Since the early 1980s and the Thather Right to Buy program, both Conservative and Labor governments have deregulated the banking and financial sectors, making mortgages more accessible and cheaper. This credit-driven house price inflation benefits property owners and the wealthier middle class and exacerbates inequality.

Housing unaffordability is fueling political polarization, making New Labor’s 1997 coalition difficult to replicate. Starmer and Labor are being urged to propose a new working and middle class coalition that is not driven by consumption. This can only be driven by investment, higher skills and higher wages.
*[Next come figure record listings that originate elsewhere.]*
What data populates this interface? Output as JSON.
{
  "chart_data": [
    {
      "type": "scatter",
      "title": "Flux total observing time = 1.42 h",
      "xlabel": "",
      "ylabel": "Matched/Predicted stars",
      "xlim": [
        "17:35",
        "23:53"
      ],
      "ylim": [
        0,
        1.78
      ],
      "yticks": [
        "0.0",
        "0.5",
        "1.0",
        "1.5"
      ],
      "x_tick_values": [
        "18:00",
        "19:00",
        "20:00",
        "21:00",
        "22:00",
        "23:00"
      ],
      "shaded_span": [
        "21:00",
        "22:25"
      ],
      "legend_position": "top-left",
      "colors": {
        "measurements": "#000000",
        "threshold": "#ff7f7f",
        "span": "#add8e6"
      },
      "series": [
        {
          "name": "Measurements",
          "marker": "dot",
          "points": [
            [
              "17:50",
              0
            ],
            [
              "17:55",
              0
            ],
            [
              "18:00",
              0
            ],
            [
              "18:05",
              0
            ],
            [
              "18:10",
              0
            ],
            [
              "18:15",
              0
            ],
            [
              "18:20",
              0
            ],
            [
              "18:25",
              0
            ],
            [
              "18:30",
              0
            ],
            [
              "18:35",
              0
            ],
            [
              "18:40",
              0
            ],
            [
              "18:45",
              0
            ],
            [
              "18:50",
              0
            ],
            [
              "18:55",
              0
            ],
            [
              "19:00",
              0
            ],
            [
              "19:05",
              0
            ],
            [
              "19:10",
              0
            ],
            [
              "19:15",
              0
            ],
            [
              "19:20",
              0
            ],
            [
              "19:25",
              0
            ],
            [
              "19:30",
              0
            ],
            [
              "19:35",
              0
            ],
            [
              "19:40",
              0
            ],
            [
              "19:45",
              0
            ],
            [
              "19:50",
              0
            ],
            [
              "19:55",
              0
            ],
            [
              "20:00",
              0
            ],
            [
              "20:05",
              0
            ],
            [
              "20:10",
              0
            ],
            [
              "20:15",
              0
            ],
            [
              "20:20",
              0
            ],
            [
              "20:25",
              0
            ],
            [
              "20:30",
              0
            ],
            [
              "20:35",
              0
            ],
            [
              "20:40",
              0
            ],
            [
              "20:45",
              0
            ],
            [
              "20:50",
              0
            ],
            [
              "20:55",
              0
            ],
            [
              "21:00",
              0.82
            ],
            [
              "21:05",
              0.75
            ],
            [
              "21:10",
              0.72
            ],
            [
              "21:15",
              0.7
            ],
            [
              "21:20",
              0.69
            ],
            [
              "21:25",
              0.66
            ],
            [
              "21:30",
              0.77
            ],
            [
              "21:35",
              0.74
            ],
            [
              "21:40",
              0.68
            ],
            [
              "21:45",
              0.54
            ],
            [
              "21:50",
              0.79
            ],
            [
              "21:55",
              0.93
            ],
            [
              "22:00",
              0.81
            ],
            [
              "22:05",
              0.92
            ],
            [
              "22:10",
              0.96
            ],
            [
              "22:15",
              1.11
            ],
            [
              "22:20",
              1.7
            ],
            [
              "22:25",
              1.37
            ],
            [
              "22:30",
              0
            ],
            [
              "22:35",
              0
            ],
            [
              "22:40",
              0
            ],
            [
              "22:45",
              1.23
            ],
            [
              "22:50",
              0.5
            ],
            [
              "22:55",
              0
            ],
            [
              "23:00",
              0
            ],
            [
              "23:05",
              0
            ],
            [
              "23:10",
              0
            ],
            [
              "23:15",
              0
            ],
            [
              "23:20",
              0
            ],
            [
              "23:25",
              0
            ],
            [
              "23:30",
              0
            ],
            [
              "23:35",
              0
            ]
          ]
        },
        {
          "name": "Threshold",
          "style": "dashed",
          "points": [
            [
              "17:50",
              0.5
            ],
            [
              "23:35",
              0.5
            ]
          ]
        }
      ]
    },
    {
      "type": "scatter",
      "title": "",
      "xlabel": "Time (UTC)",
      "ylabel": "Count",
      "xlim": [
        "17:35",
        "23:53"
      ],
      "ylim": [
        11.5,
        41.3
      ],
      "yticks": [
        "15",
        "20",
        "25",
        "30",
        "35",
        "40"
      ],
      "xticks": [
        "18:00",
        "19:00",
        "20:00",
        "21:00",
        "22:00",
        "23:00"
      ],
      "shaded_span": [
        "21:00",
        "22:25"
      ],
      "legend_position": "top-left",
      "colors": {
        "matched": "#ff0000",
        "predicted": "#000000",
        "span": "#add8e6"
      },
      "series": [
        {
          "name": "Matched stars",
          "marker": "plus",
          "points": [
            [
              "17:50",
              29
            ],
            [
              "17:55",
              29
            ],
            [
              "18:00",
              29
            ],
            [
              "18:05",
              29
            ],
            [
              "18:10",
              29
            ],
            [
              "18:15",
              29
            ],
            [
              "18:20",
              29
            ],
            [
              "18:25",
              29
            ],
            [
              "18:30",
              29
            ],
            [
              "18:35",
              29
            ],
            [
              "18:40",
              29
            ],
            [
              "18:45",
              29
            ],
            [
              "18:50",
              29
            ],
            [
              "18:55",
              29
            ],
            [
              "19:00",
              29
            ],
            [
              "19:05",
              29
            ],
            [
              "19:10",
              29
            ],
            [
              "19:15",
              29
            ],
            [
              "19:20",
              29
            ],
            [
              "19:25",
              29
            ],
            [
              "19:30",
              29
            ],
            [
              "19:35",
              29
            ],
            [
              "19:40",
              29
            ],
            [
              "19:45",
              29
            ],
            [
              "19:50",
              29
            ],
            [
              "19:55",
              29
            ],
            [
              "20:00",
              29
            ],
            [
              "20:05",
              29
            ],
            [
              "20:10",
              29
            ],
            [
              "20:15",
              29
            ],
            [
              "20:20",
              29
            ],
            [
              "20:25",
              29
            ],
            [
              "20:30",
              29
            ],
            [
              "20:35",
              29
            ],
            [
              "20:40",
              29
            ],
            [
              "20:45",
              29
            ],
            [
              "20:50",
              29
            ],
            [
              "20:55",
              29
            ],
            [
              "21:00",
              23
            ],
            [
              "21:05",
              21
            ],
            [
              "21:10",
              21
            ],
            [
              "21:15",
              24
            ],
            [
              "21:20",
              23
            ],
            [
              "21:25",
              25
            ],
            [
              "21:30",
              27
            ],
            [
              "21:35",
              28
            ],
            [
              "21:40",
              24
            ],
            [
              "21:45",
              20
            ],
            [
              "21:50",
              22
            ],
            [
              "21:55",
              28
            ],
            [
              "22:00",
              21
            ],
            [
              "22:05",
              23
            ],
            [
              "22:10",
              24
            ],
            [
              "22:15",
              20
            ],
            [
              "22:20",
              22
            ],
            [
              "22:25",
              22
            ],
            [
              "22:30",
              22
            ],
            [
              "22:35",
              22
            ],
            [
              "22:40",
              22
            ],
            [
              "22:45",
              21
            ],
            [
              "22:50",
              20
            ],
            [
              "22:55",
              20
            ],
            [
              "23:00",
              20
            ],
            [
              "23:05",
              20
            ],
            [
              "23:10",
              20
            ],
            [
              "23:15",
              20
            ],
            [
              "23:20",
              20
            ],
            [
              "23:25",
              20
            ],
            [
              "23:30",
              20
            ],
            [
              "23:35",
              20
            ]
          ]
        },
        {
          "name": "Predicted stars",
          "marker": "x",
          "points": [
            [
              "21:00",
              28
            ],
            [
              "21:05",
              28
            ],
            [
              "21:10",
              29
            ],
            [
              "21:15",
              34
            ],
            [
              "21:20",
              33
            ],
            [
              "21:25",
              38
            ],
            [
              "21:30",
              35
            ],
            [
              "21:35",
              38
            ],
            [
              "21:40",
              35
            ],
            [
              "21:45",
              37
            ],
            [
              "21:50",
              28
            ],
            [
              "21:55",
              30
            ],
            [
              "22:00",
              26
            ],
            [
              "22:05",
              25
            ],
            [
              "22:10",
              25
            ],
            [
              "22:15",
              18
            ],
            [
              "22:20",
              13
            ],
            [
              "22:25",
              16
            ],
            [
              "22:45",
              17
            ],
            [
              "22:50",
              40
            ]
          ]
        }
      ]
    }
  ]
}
Rachel Reeves reads the Labor Party manifesto, sitting next to Angela Rayner.
Shadow Chancellor Rachel Reeves is quickly reviewing the matter.
Alamy/PA/Stefan Rousseau

This is the ultimate case of a social democratic “supply-side” strategy that seeks to reconcile two things – the demand for higher wages and quality of life among the working and middle classes, and the fiscal austerity demanded by capital owners and higher earners.

As political scientist Carles Boix argued in his groundbreaking work, a coalition is best built through wise investments in human and physical capital and macroeconomic stability. The key questions for Starmer at this stage are whether this coalition is sustainable and whether his team will be able to achieve the desired economic growth that will enable this plan to be implemented.